Daily Archives: February 26, 2014

Tusc. Dentists Honor Dr. Ley in Death | February 1959

Ley RE Sr Jr Dentists 1950s

Robert Earl Ley Jr. (right) returned home from Navy service in World War II to rejoin his father, Robert Earl Ley Sr. (left) in their dental practice in Dover, Ohio.

Dental Society Mourns R.E. Ley Sr.

The death of my great-grandfather, Robert Earl Ley Sr., caught his family and colleagues by surprise. None more so than my grandfather, his son and dental partner, Robert Earl Ley Jr.

The father and son were working alongside each other, as usual, the morning of Saturday, Feb. 7, 1959, when, according to family legend, great-grandpa Ley complained about a strange feeling in his hands while washing up.

He collapsed, and died of a heart attack shortly after 11 a.m. He was 65 years old.

Oddly, Robert Ley Sr. was the second Ley to die while at work. His grandfather, Augustus Ley, died of a stroke while working in his Port Washington, Ohio, dry goods store. He was just 61.

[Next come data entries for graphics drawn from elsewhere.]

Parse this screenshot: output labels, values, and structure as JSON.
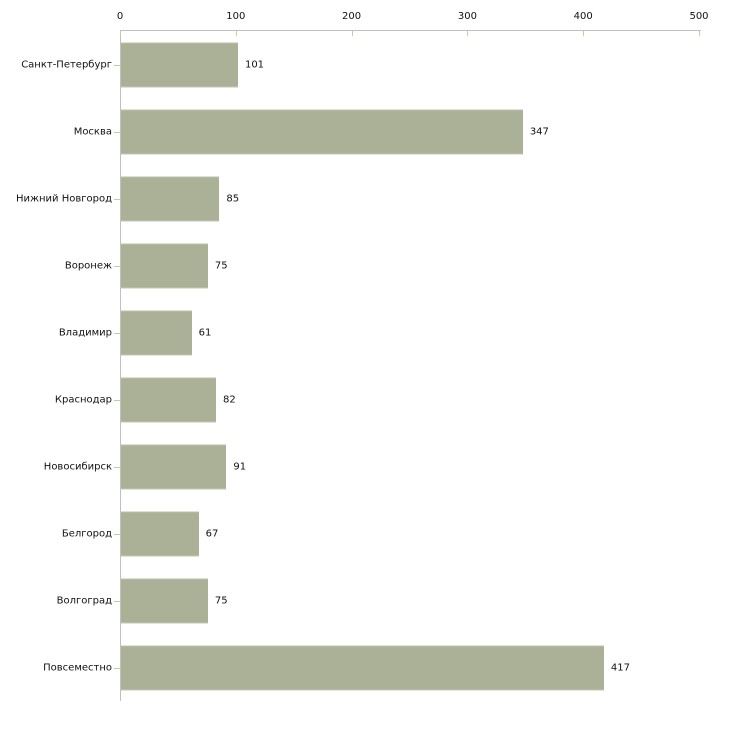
{
  "chart_data": {
    "type": "bar",
    "orientation": "horizontal",
    "title": "",
    "xlabel": "",
    "ylabel": "",
    "categories": [
      "Санкт-Петербург",
      "Москва",
      "Нижний Новгород",
      "Воронеж",
      "Владимир",
      "Краснодар",
      "Новосибирск",
      "Белгород",
      "Волгоград",
      "Повсеместно"
    ],
    "values": [
      101,
      347,
      85,
      75,
      61,
      82,
      91,
      67,
      75,
      417
    ],
    "x_ticks": [
      "0",
      "100",
      "200",
      "300",
      "400",
      "500"
    ],
    "xlim": [
      0,
      500
    ],
    "grid": false,
    "legend_position": "none",
    "value_labels_shown": true,
    "colors": {
      "bar": "#abb197",
      "axis_line": "#c0c0c0",
      "tick_mark": "#cccc99",
      "text": "#111111",
      "background": "#ffffff"
    }
  }
}
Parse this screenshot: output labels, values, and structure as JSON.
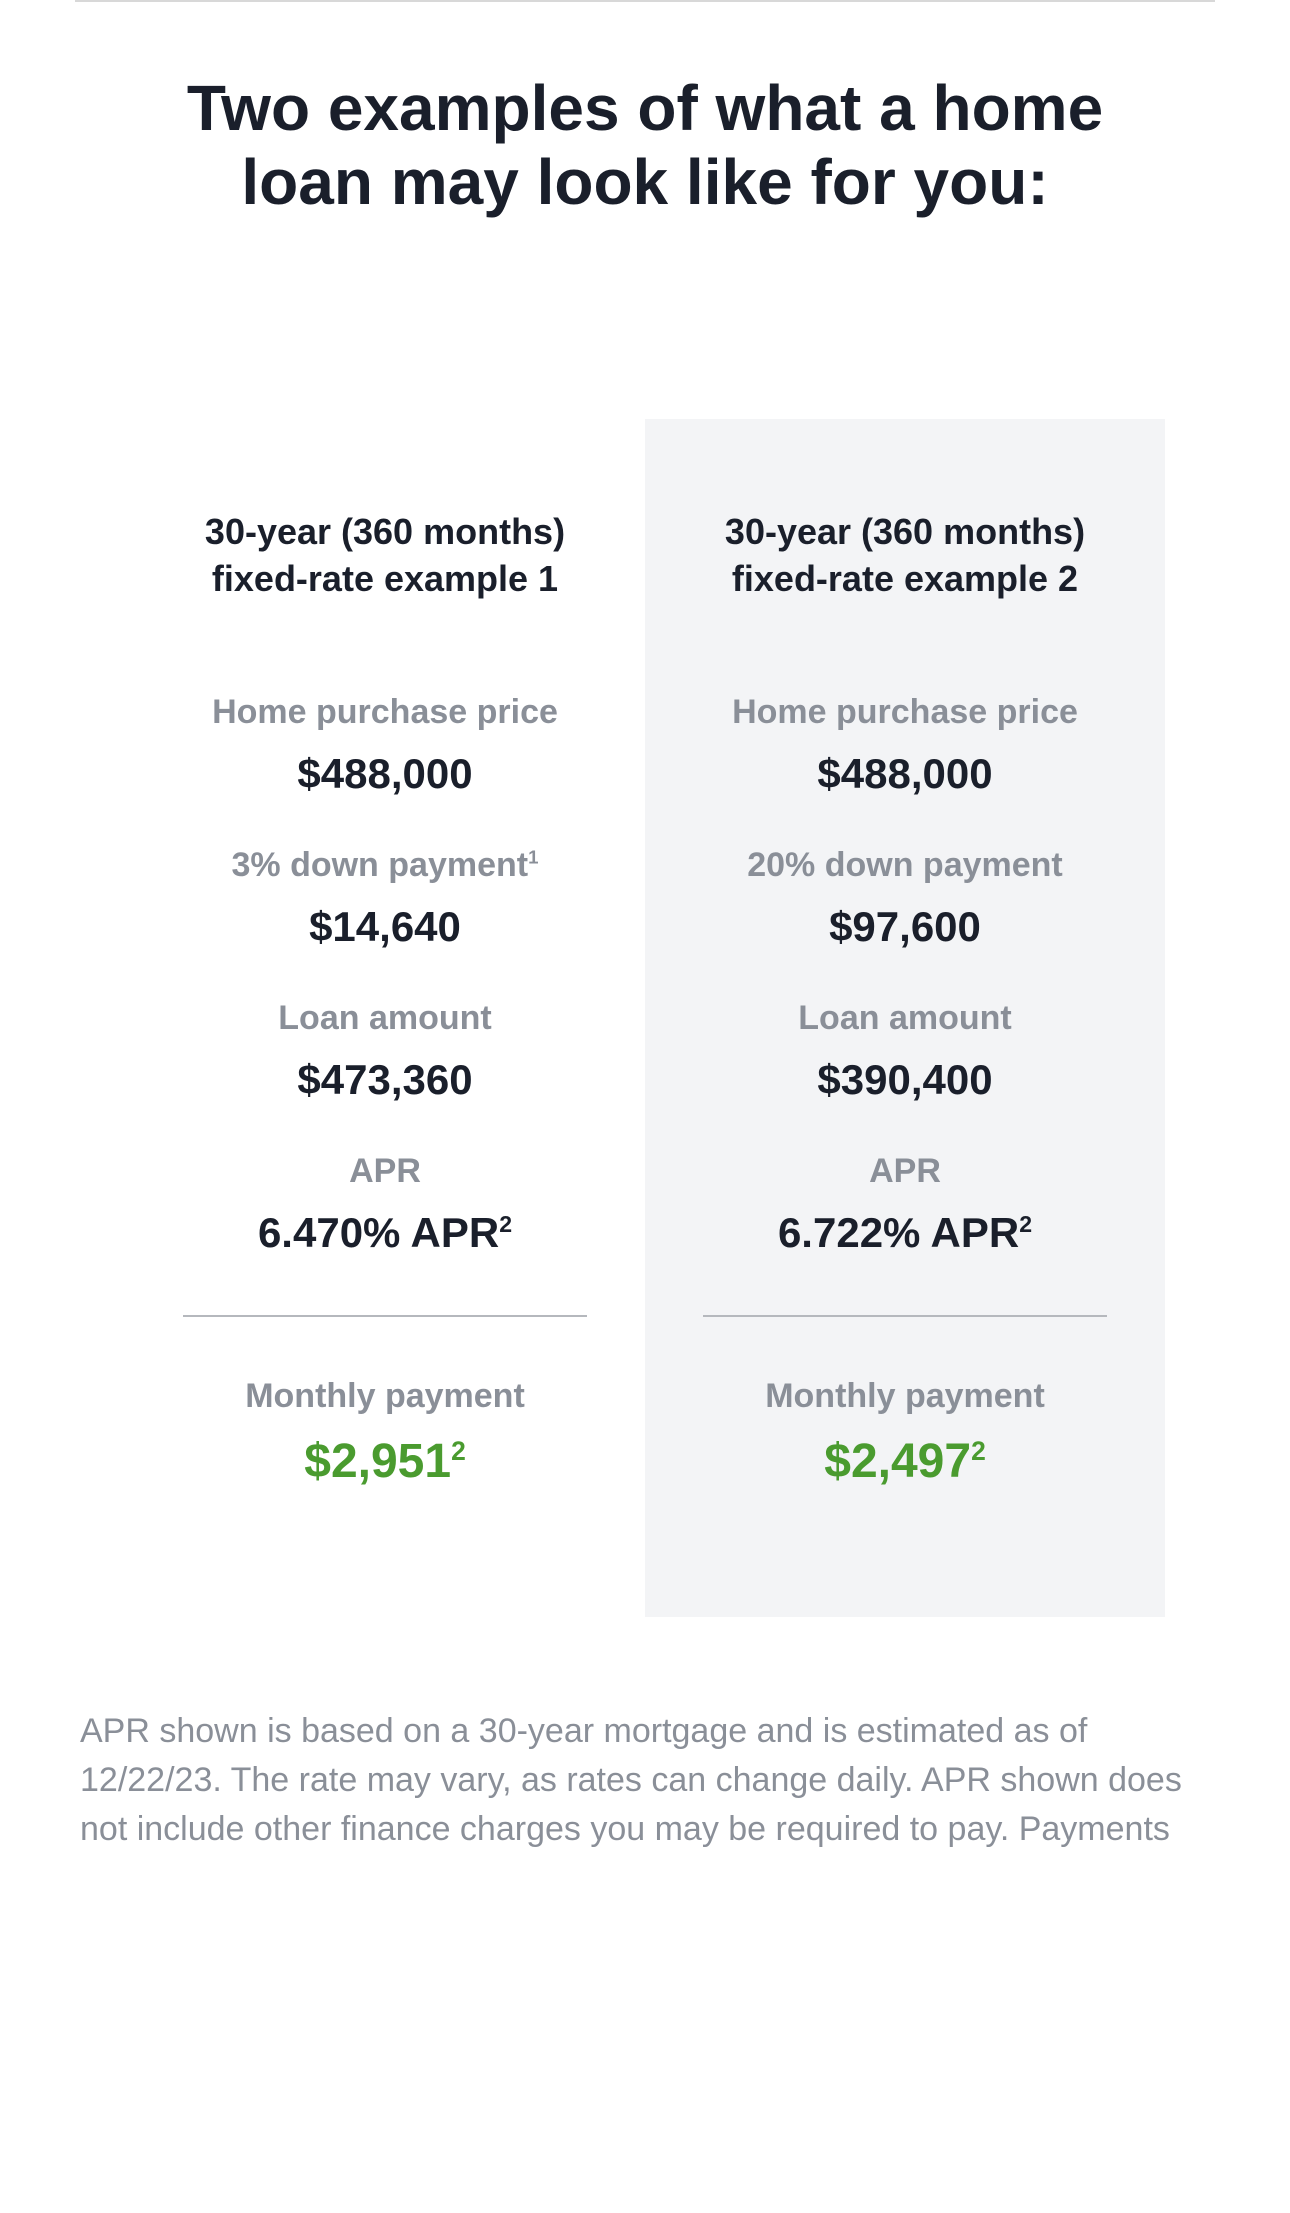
{
  "heading": "Two examples of what a home loan may look like for you:",
  "columns": [
    {
      "shaded": false,
      "title": "30-year (360 months) fixed-rate example 1",
      "rows_top": [
        {
          "label": "Home purchase price",
          "label_sup": "",
          "value": "$488,000",
          "value_sup": ""
        },
        {
          "label": "3% down payment",
          "label_sup": "1",
          "value": "$14,640",
          "value_sup": ""
        },
        {
          "label": "Loan amount",
          "label_sup": "",
          "value": "$473,360",
          "value_sup": ""
        },
        {
          "label": "APR",
          "label_sup": "",
          "value": "6.470% APR",
          "value_sup": "2"
        }
      ],
      "rows_bottom": [
        {
          "label": "Monthly payment",
          "label_sup": "",
          "value": "$2,951",
          "value_sup": "2",
          "green": true
        }
      ]
    },
    {
      "shaded": true,
      "title": "30-year (360 months) fixed-rate example 2",
      "rows_top": [
        {
          "label": "Home purchase price",
          "label_sup": "",
          "value": "$488,000",
          "value_sup": ""
        },
        {
          "label": "20% down payment",
          "label_sup": "",
          "value": "$97,600",
          "value_sup": ""
        },
        {
          "label": "Loan amount",
          "label_sup": "",
          "value": "$390,400",
          "value_sup": ""
        },
        {
          "label": "APR",
          "label_sup": "",
          "value": "6.722% APR",
          "value_sup": "2"
        }
      ],
      "rows_bottom": [
        {
          "label": "Monthly payment",
          "label_sup": "",
          "value": "$2,497",
          "value_sup": "2",
          "green": true
        }
      ]
    }
  ],
  "disclaimer": "APR shown is based on a 30-year mortgage and is estimated as of 12/22/23. The rate may vary, as rates can change daily. APR shown does not include other finance charges you may be required to pay. Payments",
  "colors": {
    "heading": "#1a1f2b",
    "label": "#8a8f98",
    "value": "#1a1f2b",
    "green": "#4a9b2f",
    "shaded_bg": "#f3f4f6",
    "rule": "#d8d8d8",
    "divider": "#b5b8bd",
    "background": "#ffffff"
  },
  "typography": {
    "heading_fontsize": 64,
    "card_title_fontsize": 36,
    "label_fontsize": 34,
    "value_fontsize": 42,
    "green_value_fontsize": 48,
    "disclaimer_fontsize": 34
  }
}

And R.E. Ley Sr.’s father, Charles Henry Ley, former county treasurer, had also died of a heart attack 34 years earlier, at just 59 years old, while gardening at his home. Great-great grandfather Charles had been warned by doctors to retire and commit himself to less strenuous activity.

On the day following R. E. Ley Sr.’s death, his son and fellow Tuscarawas County dentists gathered and issued a proclamation in his honor.

From the Feb. 10, 1959, edition of the DoverĀ Daily Reporter, 65 years ago this month:

A Resolution

Unanimously adopted by the Tuscarawas Dental Society in special meeting assembled, Feb. 8, 1959.

WHEREAS, on Feb. 7th, 1959, God in His wisdom suddenly claimed to his eternal rest our colleague and friend, Dr. Robert Earl Ley Sr., and

WHEREAS, during the more than 40 years of his professional practice among us he was a most valued member of the Tuscarawas County Dental Society, having served as its President as well as in many other capacities, and

WHEREAS, in these services he gave so willingly of his time and talents toward the good of our profession and our Society, and

WHEREAS, through military service and a natural active interest in his fellow man, he took his place and did his part that his neighborhood, his community, our state and nation might be a better place in which to live, therefore

BE IT RESOLVED, we do mourn our loss; we bring to his widow and to his son, Dr. Robert E. Ley Jr., who is our esteemed colleague and was his father’s associate, our sincere sympathies in their even greater loss; and finally, direct this resolution be made a part of the records of this Society, a copy thereof be delivered to his bereaved widow, Mrs. Florence A. Ley, and this resolution be printed in the daily press.


Following his father’s death, my grandpa Robert Earl Ley Jr. would continue to practice dentistry in their office at 2nd and Walnut Streets for another 32 years. His stepmother, great-grandpa Ley’s widow, Florence (Jones) Ley, would reside in the apartment above the office until her death in 1984.

Breaking the cycle of three generations of Ley men dying before their mid-60s, grandpa Robert Earl Ley Jr. would live to age 89, equaling the lifespan of his great-great grandfather and first Ley in America, Karl Ley.

Ley RE Sr Dental Ofc 1942

Great-grandfather Robert Earl Ley Sr. in his dental office about 1942. In 1940, he still kept his Dover home on Iron Avenue, south of the Tuscarawas River, while maintaining his dental office downtown.